The law is named after 36-year-old Annie Rooney, who was killed by a drunk driver in Chillicothe nearly four years ago. The driver's blood alcohol level more than twice the legal limit.

Annie's family has been fighting for tougher penalties and they hope this law will keep other families from feeling their pain. Her family started pushing the state legislature for tougher drunk driving laws just weeks after she died. Annie had been an attorney, even prosecuting OVI offenders herself.

Her dad Rick spoke out before this law was passed in her name.

"All the grief and agony that we experience almost every day in Ohio could end if we pass this and then Ohio would be an even greater state," Rick Rooney said.

Annie's Law increases mandatory minimum driver's license suspensions for OVI offenders.
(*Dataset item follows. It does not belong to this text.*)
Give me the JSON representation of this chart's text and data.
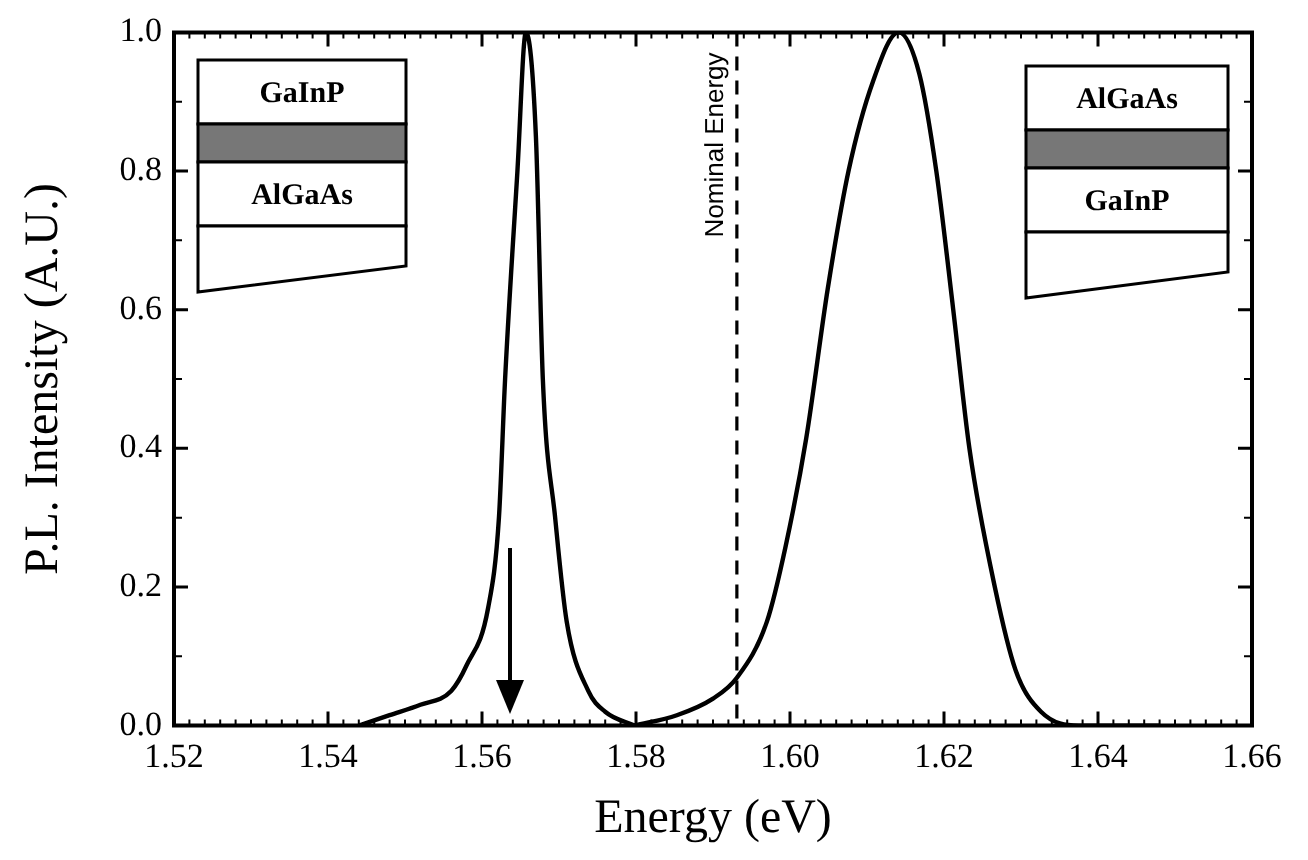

For first time offenders, their license can now be suspended for one year, instead of six months. But under the new law, they can request to use an interlock device, which allows them full driving privileges.

Their car won't start if they have a BAC above the legal limit.

The law also has harsher punishments for repeat OVI offenders. It allows judges to look at 10 years of driving records instead of just six years during sentencing.

Annie's family believes this law could save 50 to 100 lives a year.

Mothers Against Drunk Driving reports states with the strongest ignition interlock laws, like West Virginia, have seen reductions in drunk driving deaths by 50 percent.